All of these animals will be released once they are healed or old enough to survive on their own! It would be nice to bring attention to the fact that these animals are worthy of compassion and humane treatment, are generally in trouble due to negative human impact rather than nature, and do have options if they are truly injured and orphaned and in need of assistance."

Best,
PJ McKosky, NYS-licensed Wildlife Rehabilitator
Empty Cages Collective

Sunday, March 28, 2010

Bayside house in sad shape

From the Queens Chronicle:

At the intersection of 40th Avenue and 216th Street in Bayside, what was once an urban tragedy has become urban legend: a bereaved widow, whose firefighter husband died in the line of duty, secluded herself in her home, leaving its exterior vulnerable to four decades of decay and only a specter of herself in her neighbors’ imaginations.

According to East Bayside Homeowners Association President Frank Skala, Louise Miller moved into a nursing facility just last year, at which time some neighbors assumed the octogenarian had died. Prior to that, Miller’s son Eric, who lived only a few blocks away, had attended her lawn in haphazard fashion; somehow, he overlooked the blue Buick Skylark parked there for 15 years and the overgrown trees growing on the building’s southwestern wall.

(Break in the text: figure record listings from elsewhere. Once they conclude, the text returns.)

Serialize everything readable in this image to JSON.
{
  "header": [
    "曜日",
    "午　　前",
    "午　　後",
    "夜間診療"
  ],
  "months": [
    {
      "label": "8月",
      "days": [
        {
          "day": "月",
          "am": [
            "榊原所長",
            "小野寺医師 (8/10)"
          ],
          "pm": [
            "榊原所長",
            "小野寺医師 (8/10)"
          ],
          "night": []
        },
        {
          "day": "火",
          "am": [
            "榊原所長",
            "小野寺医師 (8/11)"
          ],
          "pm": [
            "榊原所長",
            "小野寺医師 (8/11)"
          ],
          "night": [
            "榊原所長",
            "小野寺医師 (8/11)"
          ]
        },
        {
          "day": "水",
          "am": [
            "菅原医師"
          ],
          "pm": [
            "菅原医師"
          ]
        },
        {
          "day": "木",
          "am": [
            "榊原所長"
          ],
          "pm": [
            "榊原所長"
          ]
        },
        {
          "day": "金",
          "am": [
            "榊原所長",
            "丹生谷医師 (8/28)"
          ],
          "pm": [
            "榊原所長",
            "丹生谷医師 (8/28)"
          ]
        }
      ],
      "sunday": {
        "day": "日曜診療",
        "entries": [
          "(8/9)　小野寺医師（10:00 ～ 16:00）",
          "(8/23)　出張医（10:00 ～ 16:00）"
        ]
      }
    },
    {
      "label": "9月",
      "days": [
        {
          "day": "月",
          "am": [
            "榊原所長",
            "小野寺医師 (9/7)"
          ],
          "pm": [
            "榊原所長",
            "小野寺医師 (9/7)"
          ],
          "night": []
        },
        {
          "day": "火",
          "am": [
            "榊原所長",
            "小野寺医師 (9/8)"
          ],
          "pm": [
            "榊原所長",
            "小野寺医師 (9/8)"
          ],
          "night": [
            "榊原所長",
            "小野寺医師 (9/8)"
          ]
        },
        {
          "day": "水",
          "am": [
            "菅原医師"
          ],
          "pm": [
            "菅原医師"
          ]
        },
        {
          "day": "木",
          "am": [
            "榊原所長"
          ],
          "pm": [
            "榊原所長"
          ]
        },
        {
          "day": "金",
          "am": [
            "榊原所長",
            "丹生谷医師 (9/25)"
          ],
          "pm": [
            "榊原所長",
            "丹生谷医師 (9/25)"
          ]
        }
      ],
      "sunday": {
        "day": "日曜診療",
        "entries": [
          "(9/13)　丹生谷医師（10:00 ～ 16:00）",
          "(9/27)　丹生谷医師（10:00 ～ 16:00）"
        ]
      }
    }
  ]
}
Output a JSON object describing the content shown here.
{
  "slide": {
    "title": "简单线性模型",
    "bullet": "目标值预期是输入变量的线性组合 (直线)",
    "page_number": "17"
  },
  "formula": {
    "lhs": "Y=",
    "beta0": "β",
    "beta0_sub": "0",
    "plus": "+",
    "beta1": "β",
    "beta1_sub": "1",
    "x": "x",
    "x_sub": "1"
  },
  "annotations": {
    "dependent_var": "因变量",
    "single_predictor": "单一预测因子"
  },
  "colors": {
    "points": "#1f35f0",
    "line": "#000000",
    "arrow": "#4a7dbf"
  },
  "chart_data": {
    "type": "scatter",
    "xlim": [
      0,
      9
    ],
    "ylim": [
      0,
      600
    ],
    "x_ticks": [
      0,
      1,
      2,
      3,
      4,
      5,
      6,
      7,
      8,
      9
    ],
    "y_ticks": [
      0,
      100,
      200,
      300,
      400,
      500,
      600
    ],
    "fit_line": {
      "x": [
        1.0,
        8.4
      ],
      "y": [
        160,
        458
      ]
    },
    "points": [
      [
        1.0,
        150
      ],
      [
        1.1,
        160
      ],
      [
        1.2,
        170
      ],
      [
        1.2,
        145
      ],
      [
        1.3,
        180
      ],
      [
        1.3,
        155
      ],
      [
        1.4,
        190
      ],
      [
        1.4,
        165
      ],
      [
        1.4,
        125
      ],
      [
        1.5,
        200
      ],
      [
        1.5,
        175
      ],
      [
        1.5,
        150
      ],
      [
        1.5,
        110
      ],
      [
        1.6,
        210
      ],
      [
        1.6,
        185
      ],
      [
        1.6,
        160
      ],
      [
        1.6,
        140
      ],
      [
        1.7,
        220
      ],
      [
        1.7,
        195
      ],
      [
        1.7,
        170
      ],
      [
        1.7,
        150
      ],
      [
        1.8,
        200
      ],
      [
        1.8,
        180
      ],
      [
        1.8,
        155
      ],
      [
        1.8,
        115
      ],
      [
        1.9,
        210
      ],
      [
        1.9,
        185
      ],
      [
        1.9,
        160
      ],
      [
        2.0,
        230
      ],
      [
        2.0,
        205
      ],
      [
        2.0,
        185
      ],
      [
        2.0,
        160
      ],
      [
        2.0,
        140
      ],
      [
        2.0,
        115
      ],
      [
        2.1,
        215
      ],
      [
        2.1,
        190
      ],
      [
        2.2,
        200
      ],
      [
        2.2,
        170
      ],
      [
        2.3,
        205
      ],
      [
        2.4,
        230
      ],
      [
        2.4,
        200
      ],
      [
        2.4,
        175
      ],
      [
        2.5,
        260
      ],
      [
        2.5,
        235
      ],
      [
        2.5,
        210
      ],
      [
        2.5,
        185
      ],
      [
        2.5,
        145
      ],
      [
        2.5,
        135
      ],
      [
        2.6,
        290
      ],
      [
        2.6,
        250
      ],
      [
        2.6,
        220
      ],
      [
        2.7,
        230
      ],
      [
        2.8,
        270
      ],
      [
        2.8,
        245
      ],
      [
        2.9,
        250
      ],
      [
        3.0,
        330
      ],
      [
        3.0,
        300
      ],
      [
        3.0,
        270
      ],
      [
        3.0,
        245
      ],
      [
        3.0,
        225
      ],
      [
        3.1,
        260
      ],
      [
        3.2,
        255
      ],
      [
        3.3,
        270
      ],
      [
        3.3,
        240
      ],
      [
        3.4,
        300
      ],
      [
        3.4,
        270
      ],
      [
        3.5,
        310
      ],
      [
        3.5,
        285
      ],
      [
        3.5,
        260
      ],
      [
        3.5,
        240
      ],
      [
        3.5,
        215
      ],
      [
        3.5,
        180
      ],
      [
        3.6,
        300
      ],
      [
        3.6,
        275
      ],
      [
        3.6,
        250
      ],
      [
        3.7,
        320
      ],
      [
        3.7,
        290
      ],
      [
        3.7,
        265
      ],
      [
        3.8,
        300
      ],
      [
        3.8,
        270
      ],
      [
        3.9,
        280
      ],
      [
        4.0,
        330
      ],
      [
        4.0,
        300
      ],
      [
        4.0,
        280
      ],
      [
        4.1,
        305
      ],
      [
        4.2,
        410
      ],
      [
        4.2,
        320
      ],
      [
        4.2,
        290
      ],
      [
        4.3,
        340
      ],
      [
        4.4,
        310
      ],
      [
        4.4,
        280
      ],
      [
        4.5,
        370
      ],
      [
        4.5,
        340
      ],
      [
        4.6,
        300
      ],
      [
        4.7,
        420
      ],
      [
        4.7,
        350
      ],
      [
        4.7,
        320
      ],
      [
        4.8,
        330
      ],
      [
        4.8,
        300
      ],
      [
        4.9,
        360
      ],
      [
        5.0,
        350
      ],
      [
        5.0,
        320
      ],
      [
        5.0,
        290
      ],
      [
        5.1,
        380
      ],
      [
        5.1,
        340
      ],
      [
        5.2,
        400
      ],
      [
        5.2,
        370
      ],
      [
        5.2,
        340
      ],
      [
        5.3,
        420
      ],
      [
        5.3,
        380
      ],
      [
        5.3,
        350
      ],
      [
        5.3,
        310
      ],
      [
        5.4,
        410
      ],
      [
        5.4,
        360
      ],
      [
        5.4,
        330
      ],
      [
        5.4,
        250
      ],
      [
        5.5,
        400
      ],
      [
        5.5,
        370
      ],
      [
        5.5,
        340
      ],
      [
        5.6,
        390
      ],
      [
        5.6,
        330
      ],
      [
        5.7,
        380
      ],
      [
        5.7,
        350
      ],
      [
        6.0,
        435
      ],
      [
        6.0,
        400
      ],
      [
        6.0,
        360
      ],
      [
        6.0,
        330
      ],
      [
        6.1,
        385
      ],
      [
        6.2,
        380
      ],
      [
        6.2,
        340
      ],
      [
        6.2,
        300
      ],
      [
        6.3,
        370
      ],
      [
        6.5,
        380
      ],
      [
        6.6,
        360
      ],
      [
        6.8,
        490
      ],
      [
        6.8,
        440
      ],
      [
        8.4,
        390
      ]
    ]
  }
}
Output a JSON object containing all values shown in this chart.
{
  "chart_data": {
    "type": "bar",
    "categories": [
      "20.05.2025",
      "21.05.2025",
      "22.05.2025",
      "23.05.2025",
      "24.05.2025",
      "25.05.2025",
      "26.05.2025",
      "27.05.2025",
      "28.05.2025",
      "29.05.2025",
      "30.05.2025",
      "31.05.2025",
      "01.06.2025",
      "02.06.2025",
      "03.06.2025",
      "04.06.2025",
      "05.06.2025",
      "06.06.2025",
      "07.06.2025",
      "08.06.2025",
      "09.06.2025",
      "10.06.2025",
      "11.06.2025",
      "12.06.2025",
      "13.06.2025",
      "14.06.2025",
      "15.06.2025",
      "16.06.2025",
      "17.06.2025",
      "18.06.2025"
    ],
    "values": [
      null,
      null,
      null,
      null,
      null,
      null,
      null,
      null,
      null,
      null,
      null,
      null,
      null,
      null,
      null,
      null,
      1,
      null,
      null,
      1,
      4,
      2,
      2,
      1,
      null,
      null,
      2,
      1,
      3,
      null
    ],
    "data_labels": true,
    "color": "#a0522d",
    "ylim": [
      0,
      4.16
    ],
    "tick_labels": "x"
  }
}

Today, the ramshackle, brick, one-family house is an eyesore, albeit a mysterious one, to the otherwise manicured residential community. The doors and windows on the ground floor have been cemented over because the Department of Buildings found the structure open, vacant and unguarded. The second-floor windows are shattered, and the building, abandoned by its one human resident, is now inhabited by raccoons and squirrels.

Skala described the structure: “It looks like one of those apocalyptic movies, like a hydrogen bomb went off.” If the house had been maintained, it would in this real estate market be worth about $800,000. “Now, it’s not worth 70 cents,” Skala added. The property’s current condition and assessed value of $21,713 lowers its neighbors’ market values.

Saturday, November 28, 2009

Dinner is served...

How'd you like to see this outside your window? A lady in Sunnyside had such an experience...

Looks like this was taken from one of the new condo projects on Queens Blvd.

Courtesy of Citybirder.

Friday, October 9, 2009

Bloomie extends war on obesity to park animals

I've been exchanging e-mails with Scott from You're a Disgrace Mayor Bloomberg. I sent him this photo with the following caption:


There are 4 things in this photo that Bloomberg absolutely hates:

1) Trans fats
2) Urban wildlife
3) Expectant mothers
4) Trees

But then Scott kicked it up a notch:


On the heels of banning most bake sales in New York City's public schools, Mayor Bloomberg is taking his fight against urban obesity to a new, and some say, bizarre level. The Mayor's office just announced that the next target in the war against sugars and trans fats is the City's abundant park animal life.

"The animals living in New York City's parks, the squirrels, birds, raccoons, etc., have an open invitation to the biggest buffet in the world," the Mayor said at a press briefing."But, as many of us who live here can attest, they are also among the fattest and laziest."

The program is still in development, but it will include an anti-littering campaign, increased street trash pick-ups, and a calorie-labeling program based on the initiative launched last year for New York's human residents.